New Zealand’s prime minister-elect Jacinda Ardern is already taking steps towards reducing the country’s carbon footprint. She signed a coalition deal with NZ First in October, aiming to generate 100% of the country’s energy from renewable sources by 2035.

New Zealand is already one of the greenest countries in the world, sourcing over 80% of its energy for its 4.7 million people from renewable resources like hydroelectric, geothermal and wind. The majority of its electricity comes from hydro-power, which generated 60% of the country’s energy in 2016. Last winter, renewable generation peaked at 93%.

Now, Ardern is taking on the challenge of eliminating New Zealand’s remaining use of fossil fuels. One of the biggest obstacles will be filling in the gap left by hydropower sources during dry conditions. When lake levels drop, the country relies on gas and coal to provide energy. Eliminating fossil fuels will require finding an alternative source to avoid spikes in energy costs during droughts.

Business NZ’s executive director John Carnegie told Bloomberg he believes Ardern needs to balance her goals with affordability, stating, “It’s completely appropriate to have a focus on reducing carbon emissions, but there needs to be an open and transparent public conversation about the policies and how they are delivered.”

The coalition deal outlined a few steps towards achieving this, including investing more in solar, which currently only provides 0.1% of the country’s energy. Ardern’s plans also include switching the electricity grid to renewable energy, investing more funds into rail transport, and switching all government vehicles to green fuel within a decade.

Zero net emissions by 2050

Beyond powering the country’s electricity grid with 100% green energy, Ardern also wants to reach zero net emissions by 2050. This ambitious goal is very much in line with her focus on climate change throughout the course of her campaign. Environmental issues were one of her top priorities from the start, which increased her appeal with young voters and helped her become one of the youngest world leaders at only 37.

Reaching zero net emissions would require overcoming challenging issues like eliminating fossil fuels in vehicles. Ardern hasn’t outlined a plan for reaching this goal, but has suggested creating an independent commission to aid in the transition to a lower carbon economy.

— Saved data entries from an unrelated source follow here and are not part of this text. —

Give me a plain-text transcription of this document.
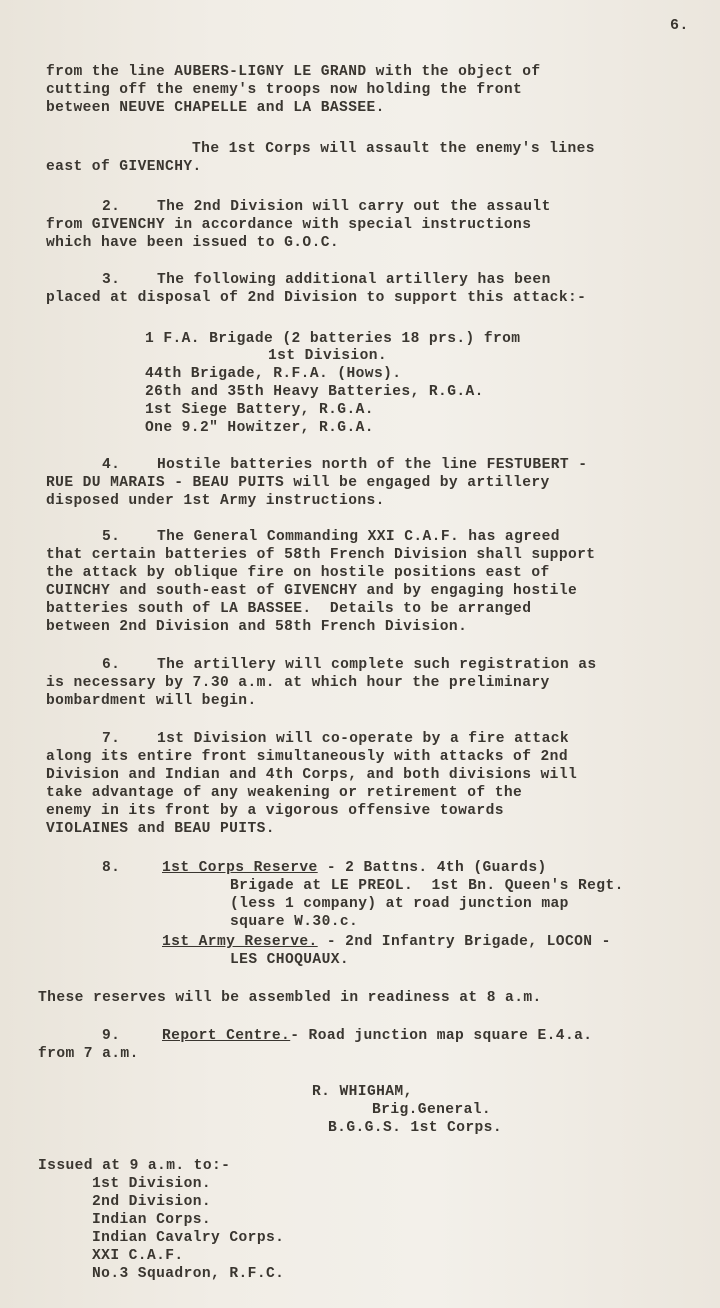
6.
from the line AUBERS-LIGNY LE GRAND with the object of
cutting off the enemy's troops now holding the front
between NEUVE CHAPELLE and LA BASSEE.
The 1st Corps will assault the enemy's lines
east of GIVENCHY.
2.    The 2nd Division will carry out the assault
from GIVENCHY in accordance with special instructions
which have been issued to G.O.C.
3.    The following additional artillery has been
placed at disposal of 2nd Division to support this attack:-
1 F.A. Brigade (2 batteries 18 prs.) from
1st Division.
44th Brigade, R.F.A. (Hows).
26th and 35th Heavy Batteries, R.G.A.
1st Siege Battery, R.G.A.
One 9.2" Howitzer, R.G.A.
4.    Hostile batteries north of the line FESTUBERT -
RUE DU MARAIS - BEAU PUITS will be engaged by artillery
disposed under 1st Army instructions.
5.    The General Commanding XXI C.A.F. has agreed
that certain batteries of 58th French Division shall support
the attack by oblique fire on hostile positions east of
CUINCHY and south-east of GIVENCHY and by engaging hostile
batteries south of LA BASSEE.  Details to be arranged
between 2nd Division and 58th French Division.
6.    The artillery will complete such registration as
is necessary by 7.30 a.m. at which hour the preliminary
bombardment will begin.
7.    1st Division will co-operate by a fire attack
along its entire front simultaneously with attacks of 2nd
Division and Indian and 4th Corps, and both divisions will
take advantage of any weakening or retirement of the
enemy in its front by a vigorous offensive towards
VIOLAINES and BEAU PUITS.
8.	1st Corps Reserve - 2 Battns. 4th (Guards)
Brigade at LE PREOL.  1st Bn. Queen's Regt.
(less 1 company) at road junction map
square W.30.c.
1st Army Reserve. - 2nd Infantry Brigade, LOCON -
LES CHOQUAUX.
These reserves will be assembled in readiness at 8 a.m.
9.	Report Centre.- Road junction map square E.4.a.
from 7 a.m.
R. WHIGHAM,
Brig.General.
B.G.G.S. 1st Corps.
Issued at 9 a.m. to:-
1st Division.
2nd Division.
Indian Corps.
Indian Cavalry Corps.
XXI C.A.F.
No.3 Squadron, R.F.C.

She also set a goal of doubling the number of trees the country plants per year to 100 million, a goal she says is “absolutely achievable” using land that is marginal for farming animals.

Greenpeace New Zealand climate and energy campaigner Amanda Larsson believes that phasing out fossil fuels should be a priority for the new prime minister. She says that in order to reach zero net emissions, Ardern “must prioritize closing down coal, putting a moratorium on new fossil fuel plants, building more wind infrastructure, and opening the playing field for household and community solar.”

A worldwide shift to renewable energy

Addressing climate change is becoming more of a priority around the world and many governments are assessing how they can reduce their reliance on fossil fuels and switch to environmentally-friendly energy sources. Sustainable energy is becoming an increasingly profitable industry, giving companies more of an incentive to invest.

Ardern isn’t alone in her climate concerns, as other prominent world leaders like Justin Trudeau and Emmanuel Macron have made renewable energy a focus of their campaigns. She isn’t the first to set ambitious goals, either. Sweden and Norway share New Zealand’s goal of net zero emissions by 2045 and 2030, respectively.

Scotland already sources more than half of its electricity from renewable sources and aims to fully transition by 2020, while France announced plans in September to stop fossil fuel production by 2040. This would make it the first country to do so, and the first to end the sale of gasoline and diesel vehicles.

Many parts of the world still rely heavily on coal, but if these countries are successful in phasing out fossil fuels and transitioning to renewable resources, it could serve as a turning point. As other world leaders see that switching to sustainable energy is possible – and profitable – it could be the start of a worldwide shift towards environmentally-friendly energy.